Tepat di pegunungan tempat sang naga merak tinggal, terlihat Artemis yang sedang membidik menggunakan busur panah miliknya dapat dengan mudah melihat ketiga anaknya yang berada di depan kapal Machora Tira, yang berada beberapa kilometer dari pegunungan tersebut.


***


“Baiklah ibu… Kami akan segera menemui mereka,” ucap Kral, kemudian bersama dengan Illios serta Astrapi lantas menaiki kapal tersebut untuk melakukan persetujuan dengan para Venerate tingkat atas Machora Tira.


Ketika mereka sampai ke atas kapal, tampak para Venerate Machora Tira, yang merupakan kelima anggota tim dari negeri tersebut datang menghampiri mereka.


“Kalian Venerate Lightio kan?” Tanya anggota tim Machora Tira bernama Ascelin.


“Kami memiliki urusan dengan atasan kalian… Cepat panggil mereka,” Ucap Kral, lantas menyuruh para Venerate Machora Tira tersebut.


“Apa-apaan kau? Beraninya memerintahku… Kau pikir aku tidak akan takut jika kau merupakan Continent Venerate,” balas Ascelin, sontak merasa risih mendengar ucapan Kral, hingga membuatnya langsung mencengkram kerah baju pria Lightio itu.


“Tuan Ascelin… Jangan seperti itu… Mereka datang memang memiliki urusan dengan kita.”


Tiba-tiba Vampireman bernama Zenef, yang merupakan putra dari Lethis datang menghampiri mereka, kemudian melepaskan cengkraman tangan Ascelin dari Kral.


“Kami sudah mendapatkan benda yang membuat kalian tidak akan mengincar adik kami,” ucap Kral.


“Batu kristal itu yah… Kalau begitu, World Venerate kami mau melihatnya,” ucap Zenef, kemudian menunjuk ke arah depan Kral, memperlihatkan Aelacia dan Lethis datang mendekat.


“Nyonya Aelacia, mereka sudah mendapatkan batu kristal itu,” lanjut Zenef, memberitahukan kepada Aelacia tujuan Kral dan yang lain datang menemui mereka.

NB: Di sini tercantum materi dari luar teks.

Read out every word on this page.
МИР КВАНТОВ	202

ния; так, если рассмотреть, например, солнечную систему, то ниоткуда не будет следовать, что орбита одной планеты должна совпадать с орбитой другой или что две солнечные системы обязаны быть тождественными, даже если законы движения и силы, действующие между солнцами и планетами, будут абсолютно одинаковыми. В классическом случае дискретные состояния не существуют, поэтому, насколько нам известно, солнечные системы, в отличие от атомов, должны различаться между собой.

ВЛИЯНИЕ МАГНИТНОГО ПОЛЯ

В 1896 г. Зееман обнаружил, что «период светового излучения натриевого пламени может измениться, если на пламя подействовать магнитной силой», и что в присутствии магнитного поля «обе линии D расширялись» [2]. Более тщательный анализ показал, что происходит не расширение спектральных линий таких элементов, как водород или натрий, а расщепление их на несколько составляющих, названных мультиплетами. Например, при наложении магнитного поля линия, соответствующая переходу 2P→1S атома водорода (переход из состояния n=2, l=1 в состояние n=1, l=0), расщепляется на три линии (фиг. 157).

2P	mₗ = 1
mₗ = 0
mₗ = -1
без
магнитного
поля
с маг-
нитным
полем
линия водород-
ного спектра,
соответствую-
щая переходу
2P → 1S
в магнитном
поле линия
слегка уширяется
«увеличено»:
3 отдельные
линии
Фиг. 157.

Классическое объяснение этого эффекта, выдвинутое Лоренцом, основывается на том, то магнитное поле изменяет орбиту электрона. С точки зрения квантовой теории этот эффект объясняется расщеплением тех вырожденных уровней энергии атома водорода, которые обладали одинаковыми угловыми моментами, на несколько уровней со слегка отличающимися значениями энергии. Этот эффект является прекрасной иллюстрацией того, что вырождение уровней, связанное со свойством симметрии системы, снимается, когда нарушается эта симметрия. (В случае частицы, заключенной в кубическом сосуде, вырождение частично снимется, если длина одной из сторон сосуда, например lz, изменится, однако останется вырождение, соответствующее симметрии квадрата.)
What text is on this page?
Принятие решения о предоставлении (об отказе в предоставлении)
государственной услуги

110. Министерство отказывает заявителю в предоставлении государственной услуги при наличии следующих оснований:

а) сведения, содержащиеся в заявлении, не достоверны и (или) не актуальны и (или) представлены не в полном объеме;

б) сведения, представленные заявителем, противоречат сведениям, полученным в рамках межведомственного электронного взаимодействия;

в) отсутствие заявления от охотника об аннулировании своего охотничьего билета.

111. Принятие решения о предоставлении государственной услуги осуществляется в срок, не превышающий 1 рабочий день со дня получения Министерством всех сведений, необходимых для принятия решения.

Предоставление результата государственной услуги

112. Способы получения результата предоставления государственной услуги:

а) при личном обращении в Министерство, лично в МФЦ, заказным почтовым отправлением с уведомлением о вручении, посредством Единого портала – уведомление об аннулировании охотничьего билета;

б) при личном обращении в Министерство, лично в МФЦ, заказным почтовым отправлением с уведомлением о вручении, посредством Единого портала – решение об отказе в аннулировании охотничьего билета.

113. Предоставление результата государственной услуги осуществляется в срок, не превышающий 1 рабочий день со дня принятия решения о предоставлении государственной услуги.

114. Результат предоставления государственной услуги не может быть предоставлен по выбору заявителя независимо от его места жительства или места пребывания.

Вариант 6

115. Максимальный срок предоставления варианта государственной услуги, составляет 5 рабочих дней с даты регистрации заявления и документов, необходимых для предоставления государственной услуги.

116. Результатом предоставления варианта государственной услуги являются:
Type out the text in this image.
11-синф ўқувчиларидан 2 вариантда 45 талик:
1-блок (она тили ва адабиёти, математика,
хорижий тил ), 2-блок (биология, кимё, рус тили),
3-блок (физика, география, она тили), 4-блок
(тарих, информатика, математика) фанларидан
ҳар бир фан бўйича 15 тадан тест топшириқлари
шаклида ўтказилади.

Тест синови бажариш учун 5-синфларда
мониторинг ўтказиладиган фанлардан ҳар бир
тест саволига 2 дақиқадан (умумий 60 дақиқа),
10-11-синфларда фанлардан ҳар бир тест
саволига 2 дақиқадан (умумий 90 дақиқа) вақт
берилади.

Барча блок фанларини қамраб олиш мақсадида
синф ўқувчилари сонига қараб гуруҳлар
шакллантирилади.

“Benarkah… Kalau begitu perlihatkan batu kristal itu,” ucap Aelacia.


Kral pun mengangkat salah satu tangannya ke depan, mengakses kekuatannya, hingga batu kristal yang dibahas muncul pada tangannya tersebut.


“Hei… Ada apa ini?” Aelacia seketika bertanya ketika hendak mengambil batu kristal itu, namun sontak dihalangi oleh Kral.